Publisher's Synopsis
Fifty years after its conclusion, the ordinary newspaper reader has difficulty remembering that Hitler, for a time, ruled over most of the European continent. After the fall of France in 1940, only Britain and its empire held out. It was only in 1941 that the conflict became global, as both the Soviet Union and the United States were successively drawn into the maelstrom. The Wehrmacht proved formidable. But in the end, Nazi tyranny collapsed. By contrast, the Western democracies-widely stereotyped by their opponents as decaden-magnificently passed the test of war, and the United States turned into the "arsenal of democracy."
The war had many unintended side effects. The power of the state grew in every belligerent country. In Central Europe there was genocide, and there were vast population shifts. The United States ceased to be isolationist. The United States also provided a new economic role model to Western Europeans and helped to reconstruct Western Europe through the Marshall Plan and other devices.

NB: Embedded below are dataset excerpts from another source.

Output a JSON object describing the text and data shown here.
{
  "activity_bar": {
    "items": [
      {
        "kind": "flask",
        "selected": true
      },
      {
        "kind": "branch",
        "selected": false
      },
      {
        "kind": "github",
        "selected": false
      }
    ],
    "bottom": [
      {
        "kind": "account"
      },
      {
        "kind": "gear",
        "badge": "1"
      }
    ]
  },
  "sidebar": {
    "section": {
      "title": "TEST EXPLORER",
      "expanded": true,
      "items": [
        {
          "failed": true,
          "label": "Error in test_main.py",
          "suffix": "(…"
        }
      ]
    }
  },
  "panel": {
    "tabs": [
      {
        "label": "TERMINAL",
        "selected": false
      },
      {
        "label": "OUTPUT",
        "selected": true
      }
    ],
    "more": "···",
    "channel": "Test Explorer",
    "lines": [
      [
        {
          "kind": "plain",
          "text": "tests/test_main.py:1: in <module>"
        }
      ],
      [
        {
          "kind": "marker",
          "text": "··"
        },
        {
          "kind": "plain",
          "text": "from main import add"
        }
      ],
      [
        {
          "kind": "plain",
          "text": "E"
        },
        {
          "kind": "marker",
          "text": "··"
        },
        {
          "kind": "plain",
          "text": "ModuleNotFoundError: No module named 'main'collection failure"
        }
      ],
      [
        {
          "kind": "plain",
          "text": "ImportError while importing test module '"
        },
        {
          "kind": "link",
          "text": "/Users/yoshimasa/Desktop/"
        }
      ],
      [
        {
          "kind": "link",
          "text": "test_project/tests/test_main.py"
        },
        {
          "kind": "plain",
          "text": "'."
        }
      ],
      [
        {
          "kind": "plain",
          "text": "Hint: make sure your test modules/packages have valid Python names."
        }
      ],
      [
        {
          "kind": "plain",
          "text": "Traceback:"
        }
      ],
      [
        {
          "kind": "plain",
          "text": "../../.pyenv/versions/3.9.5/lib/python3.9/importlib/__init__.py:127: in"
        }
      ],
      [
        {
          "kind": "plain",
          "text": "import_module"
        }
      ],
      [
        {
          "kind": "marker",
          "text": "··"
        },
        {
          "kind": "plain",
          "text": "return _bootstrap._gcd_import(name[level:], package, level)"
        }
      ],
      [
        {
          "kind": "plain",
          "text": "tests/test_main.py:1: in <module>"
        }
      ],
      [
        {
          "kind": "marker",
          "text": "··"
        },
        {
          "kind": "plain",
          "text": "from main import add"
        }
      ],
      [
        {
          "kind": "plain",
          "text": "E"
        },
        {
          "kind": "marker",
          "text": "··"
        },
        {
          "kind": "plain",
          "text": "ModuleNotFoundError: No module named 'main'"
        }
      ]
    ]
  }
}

The United States helped defend Western Europe militarily through NATO. Democracy was rebuilt in Germany and Italy, thereby defying right-wing forecasts that fascism was the wave of the future. The United States profoundly influenced at the same time Western Europe's new consumer culture, economic management, and popular entertainment.
The war also accelerated Western decolonization in the Third World and thereby occasioned a worlwide power shift. Victory, for a time, also legitimized the Soviet system in the eyes of its citizens; victory expanded Soviet rule over East-Central Europe. World War II thereby engendered the cold war, which the Soviet Union would ultimately lose.